“En una calle de Tamalameque dicen que sale una llorona loca, que sale por aquí, que sale por allá, con un tabaco prendido en la boca…) (Canción “La Llorona Loca”, del compositor José Benito Barros Palomino)
El 31 de mayo de 2026 el pueblo colombiano, sintiéndose poseído por un arrebato de dignidad consideró que ya era hora de decir, basta ya, y revolcándose en sus sentimientos decidió volcarse en masa a las urnas para cumplir con su sagrado derecho y deber de participar en la elección del próximo presidente de la República, propinándole una paloterapia a la marioneta de la casa de Nariño, quien ya se creía ungido por el emperadorcito, yéndose de bruces contra la realidad, teniendo en cuenta que sin él, su candidatura no existiría y su intromisión en la campaña y las consecuencias políticas de algunas de sus acciones –y declaraciones- están asfixiando la aspiración del candidato del Pacto Histórico.

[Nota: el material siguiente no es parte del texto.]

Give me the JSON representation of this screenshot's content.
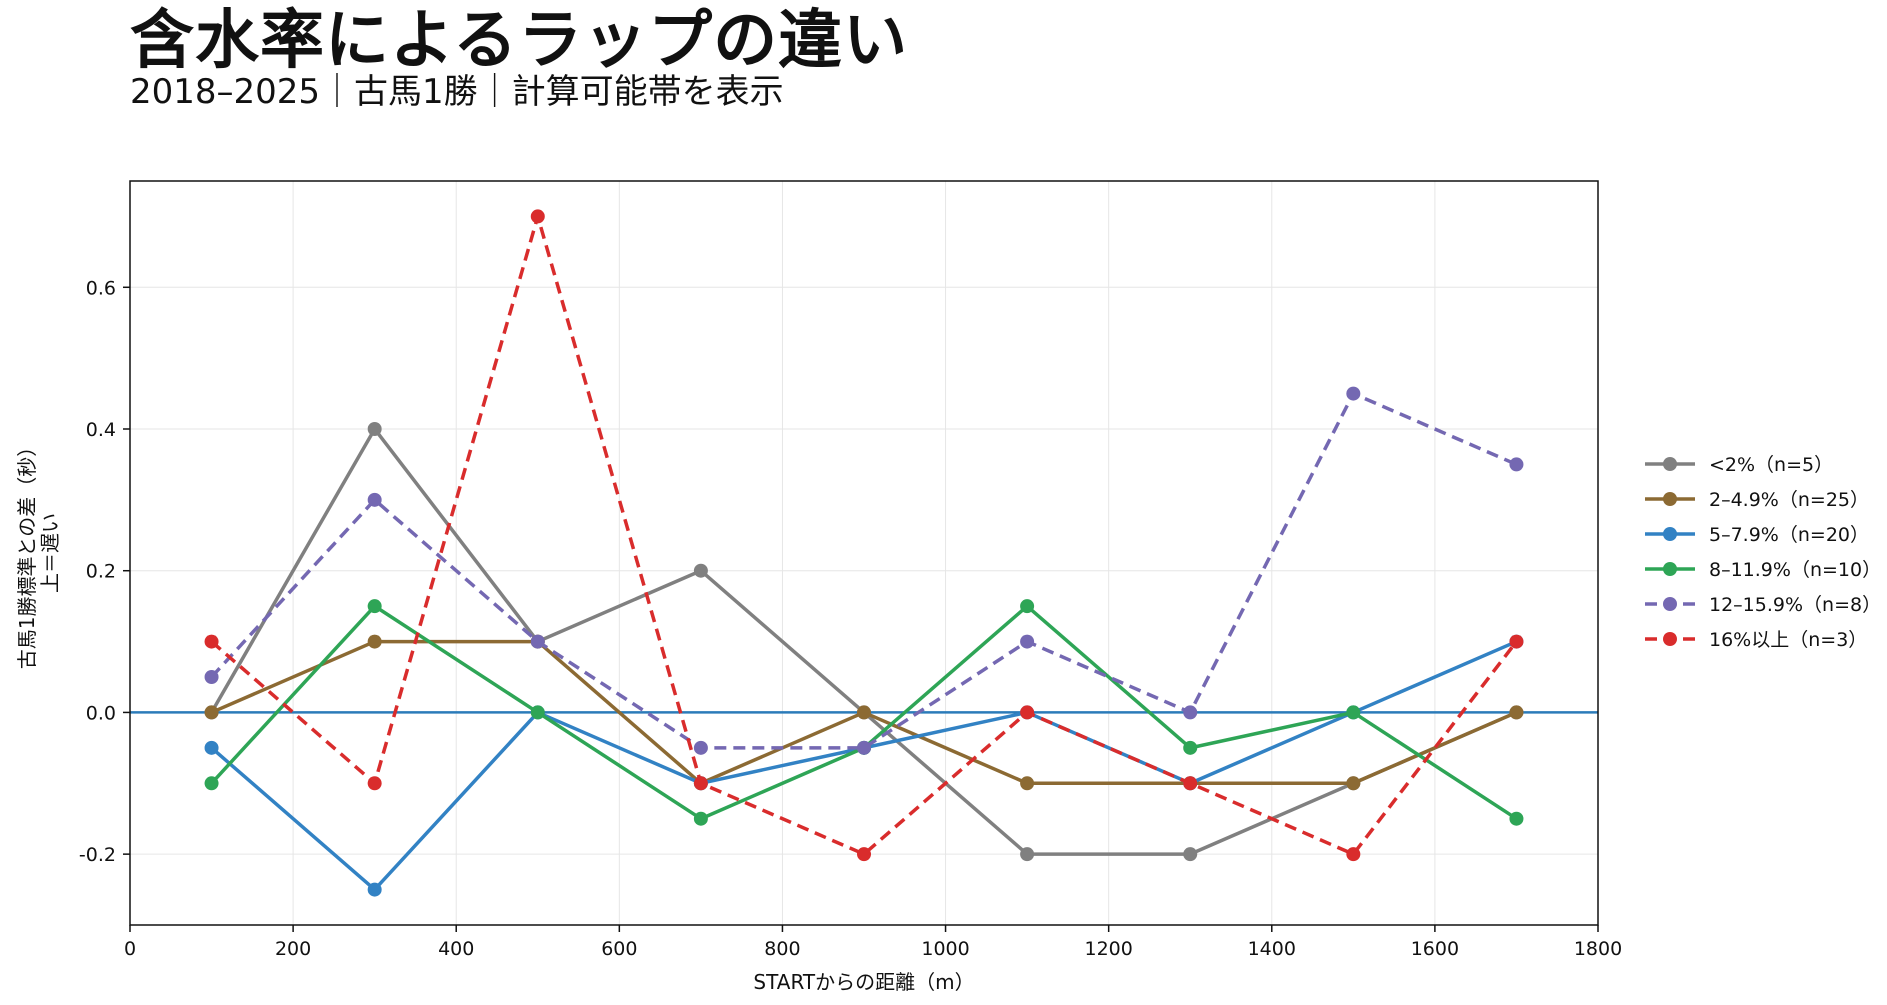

Los días previos a la elección y acudiendo a su cantinflesca realidad, el primer mandatario trinó poniendo en duda el preconteo de la Registraduría, esgrimiendo argumentos pueriles y absurdos que desconcertaron a los colombianos y espantó a los votantes de Cepeda, quienes se sentían ganadores en primera vuelta y sufrieron la más estruendosa paliza que recuerden.
Seguidamente, y después de inundar con lágrimas y una vergonzosa lloratón el salón rojo del hotel Tequendama, de manera irresponsable imitó a su ventrílocuo, desconociendo los resultados de ese preconteo, aunque horas más tarde en un ataque de dignidad reculó, recogió sus palabras y reconoció que no había razones sólidas para dudar de los resultados que lo relegaron a un segundo lugar.
Los ciudadanos moderados del centro, estigmatizados por los eunucos seguidores de la izquierda y retardataria mamertocracia son una minoría decisiva que pudiera inclinar la balanza el 21 de junio y muchos de ellos consideran un exabrupto político cederle las banderas del gobierno a un badulaque alumno del payaso orense, quien a lo largo de su trayectoria política ha demostrado unas convicciones poco ortodoxas en un mundo moderno y contemporáneo en donde se están dando cambios administrativos, siempre pensando en toda la sociedad y no solamente en la caterva de corruptos amanuenses que aparecen por doquier.
El pueblo quiere y necesita un ejecutivo trabajador que se concentre en las necesidades de todos para sacar a la patria de esta oscuridad en la que se vive, en donde todo el mundo hace lo que viene en gana y no pasa absolutamente nada, alguien que aglutine y no que divida, que respete la independencia de los poderes públicos y que deje de creerse y sentirse Luis XIV.
La clase media trabajadora fue la que lo llevó al solio de Bolívar y el mitómano presidente la llama arribista, desconociendo con su crasa ignorancia que vive inmerso en una burbuja y desde allí cree que la vida y la patria se manejan con su incontinencia verbal y repitiendo mentiras como verdades que ni él mismo se las cree.
El presidente Petro se muestra esquizofrénico y desesperado con el resultado en primera vuelta y le salió el tiro por la culata, hace varias semanas infló al Tigre Abelardo de la Espriella, intentando ridiculizarlo y se le creció el enano, quien ahora se muestra imbatible y lo tiene arrinconado con sus zarpazos sintiéndolo presa fácil de vencer.
Para colmo de males, Petrozky amenazó con renuncia al cargo para ponerse al frente de la campaña de su marioneta y ello no pasó de ser otra bravuconada; la próxima confrontación electoral marcará el renacer de la patria y su reconstrucción de los escombros que ha dejado este fatídico gobierno y de esa manera librarnos de esta pesadilla y que el payaso recoja su bártulos, llene sus alforjas y se marche.